Quarterback Tyrod Taylor, who has averaged 570 yards rushing in the past two seasons, has only 121 this season. Taylor has completed 62.5 percent of his passes for six touchdowns and two interceptions.
"Tyrod has had some very good days and playoff caliber moments," McDermott said. "You want to see the offense move and grow as the season goes on. The most important thing to me is ... that we are an effective offense that can move the ball. That's all I care about. Whatever it takes, whether it's the run or the pass, you have to be able to move the ball down the field in some way, shape or form."
With a victory against the Bucs, the Bills will move to 3-0 at home, continuing a point of emphasis. McDermott said his players tap a sign in the hallway each time they go onto the field.
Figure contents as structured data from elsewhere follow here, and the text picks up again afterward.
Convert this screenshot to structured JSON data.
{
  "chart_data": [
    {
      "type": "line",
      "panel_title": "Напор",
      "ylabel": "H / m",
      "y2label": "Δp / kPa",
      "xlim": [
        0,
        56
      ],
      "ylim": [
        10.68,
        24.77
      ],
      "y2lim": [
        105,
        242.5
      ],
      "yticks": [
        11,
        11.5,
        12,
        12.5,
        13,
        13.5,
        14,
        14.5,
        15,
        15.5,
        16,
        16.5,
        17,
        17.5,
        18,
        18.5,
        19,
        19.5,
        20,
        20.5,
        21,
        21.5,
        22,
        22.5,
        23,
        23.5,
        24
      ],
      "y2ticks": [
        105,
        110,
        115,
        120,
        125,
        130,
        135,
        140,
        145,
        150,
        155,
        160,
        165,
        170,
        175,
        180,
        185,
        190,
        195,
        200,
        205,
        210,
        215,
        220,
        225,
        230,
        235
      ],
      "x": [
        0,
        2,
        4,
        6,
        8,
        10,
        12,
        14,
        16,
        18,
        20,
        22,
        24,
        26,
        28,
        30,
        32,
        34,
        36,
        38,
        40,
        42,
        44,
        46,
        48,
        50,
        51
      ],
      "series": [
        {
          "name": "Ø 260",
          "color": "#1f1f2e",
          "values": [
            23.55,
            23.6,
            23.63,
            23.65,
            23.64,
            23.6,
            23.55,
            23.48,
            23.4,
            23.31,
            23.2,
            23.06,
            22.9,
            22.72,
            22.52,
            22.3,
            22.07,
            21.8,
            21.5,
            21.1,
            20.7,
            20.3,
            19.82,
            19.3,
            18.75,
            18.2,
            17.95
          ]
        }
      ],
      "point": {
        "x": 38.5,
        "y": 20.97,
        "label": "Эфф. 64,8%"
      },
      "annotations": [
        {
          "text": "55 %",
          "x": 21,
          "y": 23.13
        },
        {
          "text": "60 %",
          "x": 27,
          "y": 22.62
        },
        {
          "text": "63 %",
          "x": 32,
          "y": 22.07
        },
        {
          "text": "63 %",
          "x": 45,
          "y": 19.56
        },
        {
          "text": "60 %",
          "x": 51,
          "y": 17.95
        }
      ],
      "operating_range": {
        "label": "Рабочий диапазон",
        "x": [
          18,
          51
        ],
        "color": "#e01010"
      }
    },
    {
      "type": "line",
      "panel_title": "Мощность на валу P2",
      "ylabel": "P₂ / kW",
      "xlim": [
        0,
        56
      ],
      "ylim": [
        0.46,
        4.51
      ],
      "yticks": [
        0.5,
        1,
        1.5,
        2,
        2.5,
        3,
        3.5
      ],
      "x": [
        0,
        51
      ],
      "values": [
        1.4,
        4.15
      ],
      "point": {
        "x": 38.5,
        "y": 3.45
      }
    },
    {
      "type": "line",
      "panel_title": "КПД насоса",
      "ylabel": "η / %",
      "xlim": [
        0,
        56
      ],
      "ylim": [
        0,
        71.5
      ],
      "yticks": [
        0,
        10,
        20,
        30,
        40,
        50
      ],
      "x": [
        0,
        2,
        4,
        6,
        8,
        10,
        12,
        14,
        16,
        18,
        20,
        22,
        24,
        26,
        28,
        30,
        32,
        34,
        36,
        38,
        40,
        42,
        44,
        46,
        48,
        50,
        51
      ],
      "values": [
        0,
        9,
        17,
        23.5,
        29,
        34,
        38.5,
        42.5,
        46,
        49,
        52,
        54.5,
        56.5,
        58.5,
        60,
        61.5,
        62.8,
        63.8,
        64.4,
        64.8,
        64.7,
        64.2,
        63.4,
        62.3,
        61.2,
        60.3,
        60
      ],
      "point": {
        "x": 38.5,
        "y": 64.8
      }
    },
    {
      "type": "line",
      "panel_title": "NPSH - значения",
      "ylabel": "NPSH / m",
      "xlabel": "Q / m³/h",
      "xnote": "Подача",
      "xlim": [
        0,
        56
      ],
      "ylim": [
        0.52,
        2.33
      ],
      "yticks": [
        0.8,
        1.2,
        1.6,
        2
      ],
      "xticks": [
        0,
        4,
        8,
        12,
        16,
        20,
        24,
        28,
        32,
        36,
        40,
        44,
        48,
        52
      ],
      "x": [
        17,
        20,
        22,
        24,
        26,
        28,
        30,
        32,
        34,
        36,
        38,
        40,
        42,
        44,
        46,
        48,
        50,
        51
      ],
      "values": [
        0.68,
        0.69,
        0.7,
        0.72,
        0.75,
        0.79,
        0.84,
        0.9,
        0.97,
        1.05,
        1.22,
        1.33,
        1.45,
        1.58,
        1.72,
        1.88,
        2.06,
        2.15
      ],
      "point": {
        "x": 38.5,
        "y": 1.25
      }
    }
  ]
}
It reads: "Defend our Dirt."
"They know what it means," McDermott said. "There's a lot of sweat equity that's been put into this football field and this team, whether it's the players or the fans."
Regardless of the opposing quarterback, McDermott said the Bills are facing a difficult test.
"This is a good team coming in here," McDermott said. "They've got weapons all over the field. It's another big challenge for us. It's at home, so we look forward to getting back here and playing in front of our fans."